Wednesday, October 7, 2009

Personality Disorder Test

So I took this personality disorder test on 4degreez.com and I got the following results:


DisorderRating
Paranoid Personality Disorder:High
Schizoid Personality Disorder:Low
Schizotypal Personality Disorder:Moderate
Antisocial Personality Disorder:Moderate
Borderline Personality Disorder:Very High
Histrionic Personality Disorder:Moderate
Narcissistic Personality Disorder:Moderate
Avoidant Personality Disorder:Very High
Dependent Personality Disorder:Moderate
Obsessive-Compulsive Disorder:High

-- Take the Personality Disorder Test --
-- Personality Disorder Info --




I think it was pretty accurate but I had a lot to say about each result so I decided to blog about them.


Paranoid they said I was high, I would have said very high because I'm very paranoid. As a pessimist I'm always thinking of the worse possible thing that's going to happen next. It's stopped me from making a lot of decisions in my life.

Schizoid they said I was low and after reading the info for it, I would say I'm moderate. They say in the description they prefer being alone but do not wish for popularity. I do prefer to be alone, but I'm not against popularity at all. They also say they avoid relationships and do not show much emotion. I don't avoid relationships, I just don't have them. Emotion, I really don't show. It's hard for me to express or show how I feel. Actually, as I keep reading and comparing, I would say I'm kind of high for this disorder. I think if I keep going at the rate I'm going, I'll be feeling like this eventually. Uh-oh.
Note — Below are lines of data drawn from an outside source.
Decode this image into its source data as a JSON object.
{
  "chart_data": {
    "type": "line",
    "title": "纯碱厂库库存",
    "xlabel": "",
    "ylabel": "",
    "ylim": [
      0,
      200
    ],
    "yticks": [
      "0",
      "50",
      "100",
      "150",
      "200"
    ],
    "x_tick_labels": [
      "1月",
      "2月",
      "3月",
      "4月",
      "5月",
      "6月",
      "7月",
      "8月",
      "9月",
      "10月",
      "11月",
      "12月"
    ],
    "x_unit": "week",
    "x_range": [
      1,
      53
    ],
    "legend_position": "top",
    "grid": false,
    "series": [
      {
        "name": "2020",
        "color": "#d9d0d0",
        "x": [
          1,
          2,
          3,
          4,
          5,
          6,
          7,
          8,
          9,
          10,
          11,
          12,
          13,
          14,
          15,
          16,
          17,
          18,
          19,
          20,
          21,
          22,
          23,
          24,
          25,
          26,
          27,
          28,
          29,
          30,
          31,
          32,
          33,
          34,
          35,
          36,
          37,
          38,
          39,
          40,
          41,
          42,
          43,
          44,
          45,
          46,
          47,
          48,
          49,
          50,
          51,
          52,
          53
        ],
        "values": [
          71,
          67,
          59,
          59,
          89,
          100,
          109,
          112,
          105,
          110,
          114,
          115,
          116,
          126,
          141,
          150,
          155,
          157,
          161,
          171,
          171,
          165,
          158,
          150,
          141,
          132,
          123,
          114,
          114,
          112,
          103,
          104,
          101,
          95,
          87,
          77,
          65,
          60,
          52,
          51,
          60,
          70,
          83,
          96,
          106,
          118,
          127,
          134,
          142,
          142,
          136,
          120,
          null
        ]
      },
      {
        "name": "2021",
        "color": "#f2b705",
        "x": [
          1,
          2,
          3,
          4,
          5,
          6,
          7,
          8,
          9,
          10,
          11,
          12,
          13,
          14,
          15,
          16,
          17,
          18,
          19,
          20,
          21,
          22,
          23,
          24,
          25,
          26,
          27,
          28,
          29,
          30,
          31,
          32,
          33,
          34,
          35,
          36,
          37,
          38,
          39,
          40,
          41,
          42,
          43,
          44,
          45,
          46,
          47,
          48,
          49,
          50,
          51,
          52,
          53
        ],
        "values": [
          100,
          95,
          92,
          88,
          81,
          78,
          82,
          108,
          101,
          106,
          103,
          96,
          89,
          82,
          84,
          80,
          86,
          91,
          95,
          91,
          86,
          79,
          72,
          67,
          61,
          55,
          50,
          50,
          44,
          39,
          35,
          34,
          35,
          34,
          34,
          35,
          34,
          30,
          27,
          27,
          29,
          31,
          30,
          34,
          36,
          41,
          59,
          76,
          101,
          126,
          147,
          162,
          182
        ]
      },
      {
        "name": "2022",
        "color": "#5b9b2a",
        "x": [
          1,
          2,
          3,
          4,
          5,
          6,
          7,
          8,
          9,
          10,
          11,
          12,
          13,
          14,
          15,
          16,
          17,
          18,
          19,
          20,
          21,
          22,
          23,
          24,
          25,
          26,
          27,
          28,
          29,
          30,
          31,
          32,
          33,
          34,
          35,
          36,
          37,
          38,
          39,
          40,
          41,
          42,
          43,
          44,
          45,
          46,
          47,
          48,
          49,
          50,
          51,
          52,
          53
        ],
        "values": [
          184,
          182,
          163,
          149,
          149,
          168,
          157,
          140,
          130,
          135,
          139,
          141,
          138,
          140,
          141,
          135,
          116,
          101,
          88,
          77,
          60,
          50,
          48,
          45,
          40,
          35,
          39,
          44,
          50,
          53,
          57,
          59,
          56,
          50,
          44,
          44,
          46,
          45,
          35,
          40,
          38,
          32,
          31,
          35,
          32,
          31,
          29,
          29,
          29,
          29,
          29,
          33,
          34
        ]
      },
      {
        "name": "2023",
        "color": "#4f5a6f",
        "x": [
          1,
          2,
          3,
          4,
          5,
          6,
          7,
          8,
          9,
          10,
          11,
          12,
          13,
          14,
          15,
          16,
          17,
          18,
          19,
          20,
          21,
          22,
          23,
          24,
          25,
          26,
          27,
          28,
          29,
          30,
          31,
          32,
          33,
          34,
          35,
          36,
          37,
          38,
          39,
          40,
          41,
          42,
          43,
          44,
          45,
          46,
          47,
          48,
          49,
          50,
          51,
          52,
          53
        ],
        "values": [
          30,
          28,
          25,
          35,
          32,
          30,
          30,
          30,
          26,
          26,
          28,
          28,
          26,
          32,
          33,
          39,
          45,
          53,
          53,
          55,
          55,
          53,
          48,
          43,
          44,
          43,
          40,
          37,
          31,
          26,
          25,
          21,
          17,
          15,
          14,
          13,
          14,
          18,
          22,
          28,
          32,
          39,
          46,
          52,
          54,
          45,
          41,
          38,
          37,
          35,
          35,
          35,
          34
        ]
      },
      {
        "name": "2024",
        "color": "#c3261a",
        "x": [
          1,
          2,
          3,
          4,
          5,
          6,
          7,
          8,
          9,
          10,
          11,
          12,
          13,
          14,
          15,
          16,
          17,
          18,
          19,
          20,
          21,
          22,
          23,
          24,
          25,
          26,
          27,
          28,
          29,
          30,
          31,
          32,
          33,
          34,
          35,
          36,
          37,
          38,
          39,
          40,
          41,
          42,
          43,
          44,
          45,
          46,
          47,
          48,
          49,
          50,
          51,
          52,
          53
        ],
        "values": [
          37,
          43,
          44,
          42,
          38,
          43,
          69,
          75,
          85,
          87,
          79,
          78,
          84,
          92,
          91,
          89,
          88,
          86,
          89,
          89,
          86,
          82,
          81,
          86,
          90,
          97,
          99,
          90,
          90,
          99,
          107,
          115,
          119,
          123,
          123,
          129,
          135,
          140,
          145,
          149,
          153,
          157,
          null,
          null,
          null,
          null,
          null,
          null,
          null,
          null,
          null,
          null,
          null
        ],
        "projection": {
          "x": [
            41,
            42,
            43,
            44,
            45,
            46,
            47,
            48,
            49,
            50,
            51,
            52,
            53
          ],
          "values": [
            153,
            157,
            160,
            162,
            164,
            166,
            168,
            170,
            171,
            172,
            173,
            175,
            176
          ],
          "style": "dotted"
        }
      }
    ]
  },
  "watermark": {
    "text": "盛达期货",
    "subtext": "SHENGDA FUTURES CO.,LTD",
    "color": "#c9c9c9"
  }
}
Schizotypal they rated me moderate for this and as I read the info for it I would say I'm very high for this. OMG. I cannot believe this. It sounds EXACTLY like me. I basically live in my mind. And they say people with this disorder have "odd forms of thinking and perceiving, and individuals with this disorder often seek isolation from others". Come on now, if that's not me then I don't know what is. But maybe, I'm not as weird or crazy as I think I am and that's why they gave me only moderate for this.

Antisocial they only rated me as moderate and I was very surprised I would have definitely given myself very high. For as long as I can remember, people have been telling me I am antisocial and that's why I would say very high. But do I think I'm antisocial? Nah. I just enjoy time by myself. But as I read their description of it, I see why they say I'm not and I think if the people around me read it, they wouldn't think so either. Basically, they describe antisocial people as having no conscience and as selfish. They do bad to people and feel they deserve it because they are weak. Which is not me at all. So I guess that is accurate.
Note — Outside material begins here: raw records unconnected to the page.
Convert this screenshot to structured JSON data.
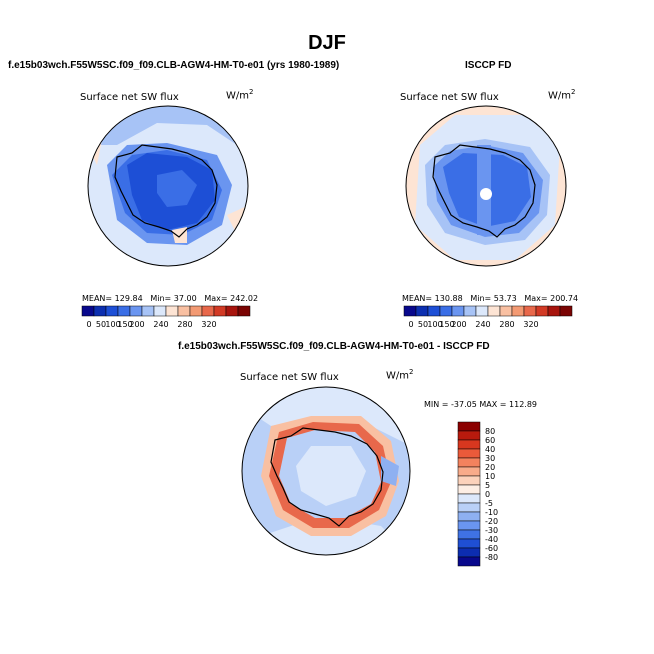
{
  "figure": {
    "season": "DJF",
    "panel1": {
      "title": "f.e15b03wch.F55W5SC.f09_f09.CLB-AGW4-HM-T0-e01 (yrs 1980-1989)",
      "variable": "Surface net SW flux",
      "units_base": "W/m",
      "units_exp": "2",
      "mean_label": "MEAN=",
      "mean": "129.84",
      "min_label": "Min=",
      "min": "37.00",
      "max_label": "Max=",
      "max": "242.02"
    },
    "panel2": {
      "title": "ISCCP FD",
      "variable": "Surface net SW flux",
      "units_base": "W/m",
      "units_exp": "2",
      "mean_label": "MEAN=",
      "mean": "130.88",
      "min_label": "Min=",
      "min": "53.73",
      "max_label": "Max=",
      "max": "200.74"
    },
    "panel3": {
      "title": "f.e15b03wch.F55W5SC.f09_f09.CLB-AGW4-HM-T0-e01 - ISCCP FD",
      "variable": "Surface net SW flux",
      "units_base": "W/m",
      "units_exp": "2",
      "minmax": "MIN = -37.05  MAX = 112.89"
    },
    "abs_colorbar": {
      "ticks": [
        "0",
        "50",
        "100",
        "150",
        "200",
        "240",
        "280",
        "320"
      ],
      "colors": [
        "#08088c",
        "#0c2fb0",
        "#1d4fd6",
        "#3a6ee6",
        "#6a95f0",
        "#a7c3f6",
        "#dce8fb",
        "#fde4d4",
        "#f9c0a2",
        "#f39a73",
        "#e8684b",
        "#d23a25",
        "#a8150e",
        "#7a0403"
      ]
    },
    "diff_colorbar": {
      "labels": [
        "80",
        "60",
        "40",
        "30",
        "20",
        "10",
        "5",
        "0",
        "-5",
        "-10",
        "-20",
        "-30",
        "-40",
        "-60",
        "-80"
      ],
      "colors": [
        "#8b0000",
        "#b81a0d",
        "#d8371f",
        "#ea5a3a",
        "#f3825e",
        "#f8ab8a",
        "#fcd2bb",
        "#fdeee4",
        "#dce8fb",
        "#b9d0f7",
        "#8eb0f1",
        "#6a95f0",
        "#3f72e4",
        "#1f4fd3",
        "#0c2db0",
        "#08088c"
      ]
    }
  }
}
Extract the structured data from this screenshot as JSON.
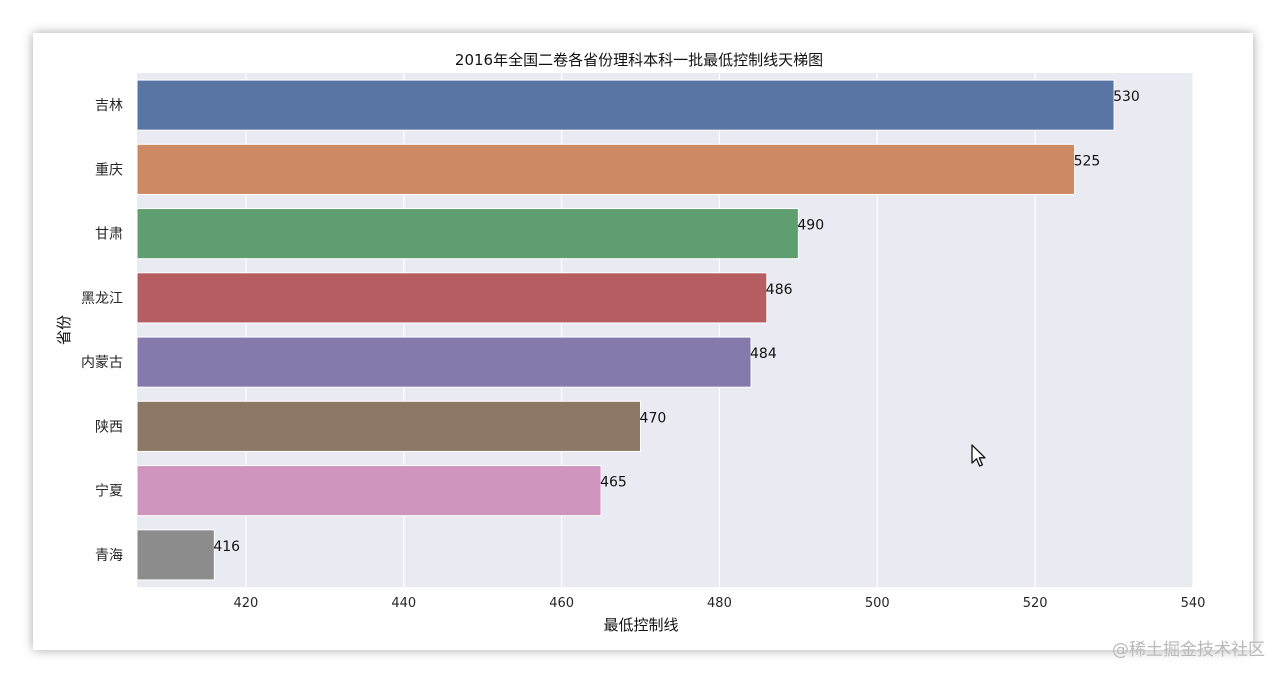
{
  "chart_data": {
    "type": "bar",
    "orientation": "horizontal",
    "title": "2016年全国二卷各省份理科本科一批最低控制线天梯图",
    "xlabel": "最低控制线",
    "ylabel": "省份",
    "categories": [
      "吉林",
      "重庆",
      "甘肃",
      "黑龙江",
      "内蒙古",
      "陕西",
      "宁夏",
      "青海"
    ],
    "values": [
      530,
      525,
      490,
      486,
      484,
      470,
      465,
      416
    ],
    "colors": [
      "#5875a4",
      "#cc8963",
      "#5f9e6e",
      "#b55d60",
      "#857aab",
      "#8d7866",
      "#d095bf",
      "#8c8c8c"
    ],
    "xlim": [
      406.2,
      540
    ],
    "xticks": [
      420,
      440,
      460,
      480,
      500,
      520,
      540
    ],
    "grid": true,
    "background": "#eaeaf2"
  },
  "watermark": "@稀土掘金技术社区",
  "cursor_icon": "mouse-pointer-icon"
}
Borderline at first I didin't know what this was. But they rated me as very high and I would have to agree. Borderline to me seems the same as depression. It describes it as having low self-worth, suiciadal thoughts, self injury and more. They all apply to me so I can see why I was given a very high rating.

Histrionic what the hell is a histrionic? Anyway I was rated as moderate and I would have to disagree. I would say I'm low in this area. If very low is an option, then that's me. This disorder consists of someone who always wants to be the center of attention, dresses or acts provactively and more outrageness which is nothing like me. I don't know which answer I submitted that would make them give me a moderate rating for this but I can tell you now that it is wrong.

Narcissistic I've heard of this word before. They rated me as moderate and again I would say very low if that is an option. Apparently they are like histrionics in many ways. I'm not sure what the difference is, but it doesn't apply to me. The only things I can kind of identify with is seeking the approval and praise of others, and having trouble forming lasting relationships. But I wouldn't identify myself as a narcissist.

Avoidant even the word sounds like me lol. But I was rated as very high and I would have to agree. I literally fit the entire description, I have all the "symptoms". It's so weird. What really freaked me out was this: "Often, they will create fantasy worlds to substitute for the real one." Believe me when I tell you that I can write some good books. This is so freaky. Wow. I saved that page to my favorites. Unbelievable. Ok moving on.

Dependent I was rated as moderate and I agree. I don't really like asking people for help so that has a lot to do with it I guess. And I'm not afraid of being alone because I've basically accepted that it's the way I'm meant to be in life.

Obsessive-Compulsive I was rated as high and I agree. I have this weird thing I've been doing with the palms of my hands ever since I was little. I can't explain it, I'd have to show you for you to know. And I've always thought that it was a little obsessive-compulsive. But as in their description none of that applies to me. Apparently these people are rude and hard on themselves and others. Ok, I can be a little hard on people but it's not intentionally. Hard on myself, yea. I thought that was normal? And I can also identify with showing no emotion. That's a big problem for me. Other than that, I don't see it. Maybe they see something I don't.